Biografi | 31 August 2021, 04:54
Kisah Maryam Irandoost, Pejuang Sepakbola Wanita di Iran

Libero.id - Jika ada satu orang yang mendapatkan penghormatan besar di dunia sepakbola, tentu saja Maryam Irandoost layak mendapatkannya.

Perjuang wanita yang kini berusia 42 tahun itu terbilang sangat luar biasa, dan kenapa wanita Iran kini bisa bermain sepakbola tidak lepas dari peranan Irandoost, ia yang kini menjadi pelatih tim nasional wanita Iran terus bekerja tanpa lelah dalam memperjuangkan persamaan hak bagi pesepakbola wanita di negaranya.

Karier Maryam Irandoost

Lahir di Bandar-e Anzali tahun 1979, Irandoost adalah anak dari mantan pesepakbola Iran, Nosrat Irandoost. Pengalaman serta didikan dari Nostrat sangat berpengaruh terhadap Irandoost kecil, yang mana pada tahun 1998, Irandoost akhirnya memutuskan untuk bermain sebagai pesepakbola profesional bersama Pegah Gilan, bermain untuk tim wanita disana selama 2 musim, Irandoost kemudian bermain untuk Malavan, tim yang sempat dilatih oleh ayahnya sendiri selama 3 periode yang berbeda.
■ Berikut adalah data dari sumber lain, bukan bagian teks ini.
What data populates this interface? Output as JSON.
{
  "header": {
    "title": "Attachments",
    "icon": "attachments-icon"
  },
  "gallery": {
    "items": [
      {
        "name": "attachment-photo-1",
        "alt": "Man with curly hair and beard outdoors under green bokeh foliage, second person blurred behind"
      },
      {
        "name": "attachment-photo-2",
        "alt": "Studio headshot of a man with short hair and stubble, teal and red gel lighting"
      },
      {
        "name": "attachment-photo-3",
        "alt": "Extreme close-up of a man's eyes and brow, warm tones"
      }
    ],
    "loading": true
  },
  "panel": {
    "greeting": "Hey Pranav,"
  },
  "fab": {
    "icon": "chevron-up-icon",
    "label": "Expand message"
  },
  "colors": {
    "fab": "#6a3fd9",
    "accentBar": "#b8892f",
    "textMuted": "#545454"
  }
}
Bersama tim Ghou-ye Sepid, Irandoost mendapati banyak sekali tantangan untuk wanita bermain sepakbola di negaranya, dan ketika pensiun pada tahun 2003, Irandoost memutuskan untuk ikut andil lebih dalam memajukan persepakbolaan wanita di Iran.

Perjuangan Maryam Irandoost sebagai pelatih

Irandoost sekarang adalah pelatih kepala tim nasional wanita negaranya dan telah mendedikasikan dirinya untuk bekerja demi kesempatan yang sama bagi para pesepakbola wanita di tanah airnya.

Tentu tidak mudah: Pada tahun 2016, klubnya, Malavan, yang berbasis di kota Bandar Anzali di Laut Kaspia, membubarkan tim wanitanya.

"Kami memiliki banyak mulut untuk diberi makan. Ketika sebuah kapal yang dilanda badai mulai tenggelam, kapal itu harus membuang muatan yang berlebihan," adalah bagaimana CEO klub saat itu, Ahmad Donyamali menjelaskan keputusan tersebut.

Dua tahun kemudian Malavan kembali membentuk tim putri mereka, dan seperti sebelumnya, Maryam Irandoost memegang posisi sebagai pelatih kepala.

"Seperti tahanan di balik tembok beton" ujar wanita berusia 42 tahun tersebut.

Permainan wanita secara umum tidak mudah di Iran selama beberapa dekade terakhir. Revolusi Islam 1979 secara efektif mengakhiri sepak bola wanita selama bertahun-tahun di Iran.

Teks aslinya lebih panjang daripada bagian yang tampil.